A lake site in northern Germany, near Schöningen, has lifted much of the veil of how advanced
Homo heidelbergensis was during the later Lower Palaeolithic. As Heritage Daily
reports:
The excavations in the open-cast coal mine in Schöningen running from 1994 until today show that we have long underestimated the cultural capacities of Homo heidelbergensis. Schöningen is a key site for documenting both a high resolution record of past climatic change and how hominins lived in northern Europe during the Ice Age. Since 2008 Professor Nicholas Conard and Dr. Jordi Serangeli of the University of Tübingen have led the excavations with a major international research team in close cooperation with the Cultural Heritage Office of Lower Saxony.
the
Journal of Human Evolution is making available for a time, all of the papers of a special issue on the site. That is how important it is.
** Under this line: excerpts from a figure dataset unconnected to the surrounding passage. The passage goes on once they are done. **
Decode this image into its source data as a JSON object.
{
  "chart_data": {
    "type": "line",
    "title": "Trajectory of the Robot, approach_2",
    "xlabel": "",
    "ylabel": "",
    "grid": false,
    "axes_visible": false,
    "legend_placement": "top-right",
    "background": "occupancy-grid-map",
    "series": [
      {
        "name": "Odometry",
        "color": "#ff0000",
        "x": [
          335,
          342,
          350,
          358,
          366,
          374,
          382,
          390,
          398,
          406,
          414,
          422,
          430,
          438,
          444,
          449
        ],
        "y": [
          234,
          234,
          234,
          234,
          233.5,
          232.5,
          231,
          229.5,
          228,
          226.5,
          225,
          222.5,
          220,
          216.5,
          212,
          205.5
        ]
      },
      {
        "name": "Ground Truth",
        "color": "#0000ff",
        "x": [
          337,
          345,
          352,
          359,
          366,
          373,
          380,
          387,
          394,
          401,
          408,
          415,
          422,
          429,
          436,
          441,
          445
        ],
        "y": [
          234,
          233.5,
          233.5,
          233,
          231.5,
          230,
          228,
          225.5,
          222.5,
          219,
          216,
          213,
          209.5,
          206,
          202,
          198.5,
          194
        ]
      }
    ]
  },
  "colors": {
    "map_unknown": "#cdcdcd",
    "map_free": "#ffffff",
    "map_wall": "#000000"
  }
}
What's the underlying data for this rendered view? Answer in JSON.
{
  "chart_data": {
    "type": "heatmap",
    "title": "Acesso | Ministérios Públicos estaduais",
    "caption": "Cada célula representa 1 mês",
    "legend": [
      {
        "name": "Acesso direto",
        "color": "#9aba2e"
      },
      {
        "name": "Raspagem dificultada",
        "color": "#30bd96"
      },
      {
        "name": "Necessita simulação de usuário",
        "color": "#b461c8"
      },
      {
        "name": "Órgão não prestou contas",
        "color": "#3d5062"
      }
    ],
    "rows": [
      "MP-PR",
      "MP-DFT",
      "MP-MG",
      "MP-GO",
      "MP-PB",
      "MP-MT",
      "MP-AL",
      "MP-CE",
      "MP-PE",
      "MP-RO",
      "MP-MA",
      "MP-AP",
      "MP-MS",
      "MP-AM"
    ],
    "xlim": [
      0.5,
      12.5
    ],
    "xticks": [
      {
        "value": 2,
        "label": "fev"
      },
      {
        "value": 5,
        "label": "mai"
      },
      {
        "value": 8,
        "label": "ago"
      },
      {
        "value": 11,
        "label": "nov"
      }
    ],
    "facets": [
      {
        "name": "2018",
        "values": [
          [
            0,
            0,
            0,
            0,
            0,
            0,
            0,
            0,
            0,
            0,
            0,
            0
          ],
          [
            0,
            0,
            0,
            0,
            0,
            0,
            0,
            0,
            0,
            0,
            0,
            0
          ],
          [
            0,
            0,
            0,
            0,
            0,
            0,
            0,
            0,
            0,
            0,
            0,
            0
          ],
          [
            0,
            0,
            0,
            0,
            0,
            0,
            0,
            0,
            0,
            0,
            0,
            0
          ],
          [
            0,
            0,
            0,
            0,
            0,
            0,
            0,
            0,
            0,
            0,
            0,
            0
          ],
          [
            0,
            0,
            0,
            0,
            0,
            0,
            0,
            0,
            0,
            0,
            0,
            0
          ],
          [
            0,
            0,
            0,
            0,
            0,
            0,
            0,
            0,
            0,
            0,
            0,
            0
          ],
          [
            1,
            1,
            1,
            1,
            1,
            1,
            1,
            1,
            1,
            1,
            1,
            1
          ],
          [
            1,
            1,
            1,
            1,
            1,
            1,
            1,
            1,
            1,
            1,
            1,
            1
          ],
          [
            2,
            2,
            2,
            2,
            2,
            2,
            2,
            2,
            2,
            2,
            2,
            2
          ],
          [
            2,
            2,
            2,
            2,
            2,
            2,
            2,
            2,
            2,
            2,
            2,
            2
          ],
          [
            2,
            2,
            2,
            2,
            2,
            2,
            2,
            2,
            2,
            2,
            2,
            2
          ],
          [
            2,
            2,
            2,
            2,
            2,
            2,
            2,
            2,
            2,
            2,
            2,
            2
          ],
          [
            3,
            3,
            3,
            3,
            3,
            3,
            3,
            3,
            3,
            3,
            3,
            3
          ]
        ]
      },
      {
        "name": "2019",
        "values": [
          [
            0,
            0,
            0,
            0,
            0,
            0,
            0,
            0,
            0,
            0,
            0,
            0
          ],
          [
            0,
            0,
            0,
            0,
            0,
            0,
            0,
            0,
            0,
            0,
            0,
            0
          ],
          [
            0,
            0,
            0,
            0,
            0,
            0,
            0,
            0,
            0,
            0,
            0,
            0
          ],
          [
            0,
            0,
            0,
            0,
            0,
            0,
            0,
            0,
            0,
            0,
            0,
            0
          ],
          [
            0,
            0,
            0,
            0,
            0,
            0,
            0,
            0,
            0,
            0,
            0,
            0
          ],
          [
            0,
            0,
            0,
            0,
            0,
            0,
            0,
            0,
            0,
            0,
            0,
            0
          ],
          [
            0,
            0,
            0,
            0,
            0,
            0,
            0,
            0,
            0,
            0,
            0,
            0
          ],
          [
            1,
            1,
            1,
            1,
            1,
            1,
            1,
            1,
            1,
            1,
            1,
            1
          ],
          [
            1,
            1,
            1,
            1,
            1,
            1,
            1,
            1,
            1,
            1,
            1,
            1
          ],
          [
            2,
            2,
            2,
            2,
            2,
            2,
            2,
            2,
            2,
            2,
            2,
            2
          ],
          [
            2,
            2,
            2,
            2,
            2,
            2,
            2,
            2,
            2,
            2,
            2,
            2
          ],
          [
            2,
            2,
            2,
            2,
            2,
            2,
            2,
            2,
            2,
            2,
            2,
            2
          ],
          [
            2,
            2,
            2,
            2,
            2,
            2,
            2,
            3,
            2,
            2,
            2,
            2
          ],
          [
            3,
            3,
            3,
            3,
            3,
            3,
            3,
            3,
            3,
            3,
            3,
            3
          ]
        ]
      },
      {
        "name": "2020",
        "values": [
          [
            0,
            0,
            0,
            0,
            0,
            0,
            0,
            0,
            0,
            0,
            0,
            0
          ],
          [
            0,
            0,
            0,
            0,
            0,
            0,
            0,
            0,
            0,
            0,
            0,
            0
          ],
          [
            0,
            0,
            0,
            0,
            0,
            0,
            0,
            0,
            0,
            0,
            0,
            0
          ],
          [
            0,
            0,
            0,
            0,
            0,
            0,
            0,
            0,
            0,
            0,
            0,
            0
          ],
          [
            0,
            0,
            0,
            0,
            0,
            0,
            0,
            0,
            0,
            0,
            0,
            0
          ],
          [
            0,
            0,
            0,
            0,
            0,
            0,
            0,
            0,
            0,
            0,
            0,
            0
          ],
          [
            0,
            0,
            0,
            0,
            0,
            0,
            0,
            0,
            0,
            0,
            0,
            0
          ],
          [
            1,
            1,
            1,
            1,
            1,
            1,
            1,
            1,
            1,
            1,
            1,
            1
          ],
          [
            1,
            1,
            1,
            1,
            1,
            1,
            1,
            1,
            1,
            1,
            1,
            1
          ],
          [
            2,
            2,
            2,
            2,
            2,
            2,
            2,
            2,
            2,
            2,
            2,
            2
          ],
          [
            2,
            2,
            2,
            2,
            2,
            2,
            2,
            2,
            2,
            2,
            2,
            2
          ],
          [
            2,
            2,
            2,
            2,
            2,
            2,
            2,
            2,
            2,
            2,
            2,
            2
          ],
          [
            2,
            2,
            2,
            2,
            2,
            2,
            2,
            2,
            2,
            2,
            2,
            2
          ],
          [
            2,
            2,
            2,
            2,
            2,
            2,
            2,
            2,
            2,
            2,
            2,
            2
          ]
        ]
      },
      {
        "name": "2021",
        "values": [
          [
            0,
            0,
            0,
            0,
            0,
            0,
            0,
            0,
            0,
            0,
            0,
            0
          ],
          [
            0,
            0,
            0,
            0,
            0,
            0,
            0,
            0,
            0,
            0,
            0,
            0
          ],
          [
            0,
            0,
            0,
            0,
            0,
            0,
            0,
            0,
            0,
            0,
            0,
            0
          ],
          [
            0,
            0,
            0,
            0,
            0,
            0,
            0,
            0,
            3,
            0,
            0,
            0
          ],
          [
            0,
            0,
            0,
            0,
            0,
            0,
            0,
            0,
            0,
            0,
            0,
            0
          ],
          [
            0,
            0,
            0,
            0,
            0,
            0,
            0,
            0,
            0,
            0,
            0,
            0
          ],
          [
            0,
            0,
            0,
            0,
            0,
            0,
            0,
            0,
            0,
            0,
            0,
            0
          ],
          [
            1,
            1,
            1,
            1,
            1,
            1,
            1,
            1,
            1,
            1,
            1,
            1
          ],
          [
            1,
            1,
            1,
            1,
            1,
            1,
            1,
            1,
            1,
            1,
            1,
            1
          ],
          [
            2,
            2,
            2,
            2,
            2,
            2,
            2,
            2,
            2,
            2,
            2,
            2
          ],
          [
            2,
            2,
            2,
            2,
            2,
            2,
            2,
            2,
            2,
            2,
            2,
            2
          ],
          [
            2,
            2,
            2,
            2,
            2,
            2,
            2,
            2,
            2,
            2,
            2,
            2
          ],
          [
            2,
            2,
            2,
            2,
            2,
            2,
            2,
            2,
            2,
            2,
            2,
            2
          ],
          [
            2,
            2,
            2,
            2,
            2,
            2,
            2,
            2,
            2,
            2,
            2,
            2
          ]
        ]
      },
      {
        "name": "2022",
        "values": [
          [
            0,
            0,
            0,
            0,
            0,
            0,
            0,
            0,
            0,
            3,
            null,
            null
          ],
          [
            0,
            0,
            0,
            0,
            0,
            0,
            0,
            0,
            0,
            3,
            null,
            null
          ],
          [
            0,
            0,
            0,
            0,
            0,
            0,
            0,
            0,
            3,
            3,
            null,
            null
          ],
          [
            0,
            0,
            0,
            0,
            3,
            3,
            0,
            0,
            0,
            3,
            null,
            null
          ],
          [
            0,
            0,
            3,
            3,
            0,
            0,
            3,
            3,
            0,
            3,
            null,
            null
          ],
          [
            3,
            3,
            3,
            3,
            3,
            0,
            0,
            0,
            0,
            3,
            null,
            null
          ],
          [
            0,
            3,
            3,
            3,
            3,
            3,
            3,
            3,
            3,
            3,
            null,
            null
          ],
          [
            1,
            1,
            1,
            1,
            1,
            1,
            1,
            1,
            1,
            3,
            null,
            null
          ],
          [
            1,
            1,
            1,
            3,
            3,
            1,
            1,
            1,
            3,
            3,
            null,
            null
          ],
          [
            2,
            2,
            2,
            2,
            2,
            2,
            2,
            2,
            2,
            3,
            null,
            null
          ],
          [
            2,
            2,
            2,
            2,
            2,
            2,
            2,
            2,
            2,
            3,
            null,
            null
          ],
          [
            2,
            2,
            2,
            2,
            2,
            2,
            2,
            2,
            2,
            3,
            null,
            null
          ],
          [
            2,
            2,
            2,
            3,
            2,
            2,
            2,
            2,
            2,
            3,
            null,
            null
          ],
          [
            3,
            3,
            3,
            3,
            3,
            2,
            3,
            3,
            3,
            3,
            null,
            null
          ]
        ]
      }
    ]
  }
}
That link is
here.
What has been discovered, since the opening of the excavations, is that
Homo heidelbergensis created advanced bone and stone implements, engaged in complex hunting behaviors and exhibited behaviors consistent with a high level of “planning depth.” Further, they appear to have lived in a society with divisions of labor and a highly advanced communication system.
This has been referred to by the authors of one of the papers as “paradigm shifts in human evolution” and appears to represent, at least at this site and at this time period, a radical change in the way that humans were dealing with their surroundings. In other words, at around 300,000 years ago, we seem to have the roots of modern human behavior, in Europe. How much earlier this behavior actually shows up is, at the moment, anybody's guess.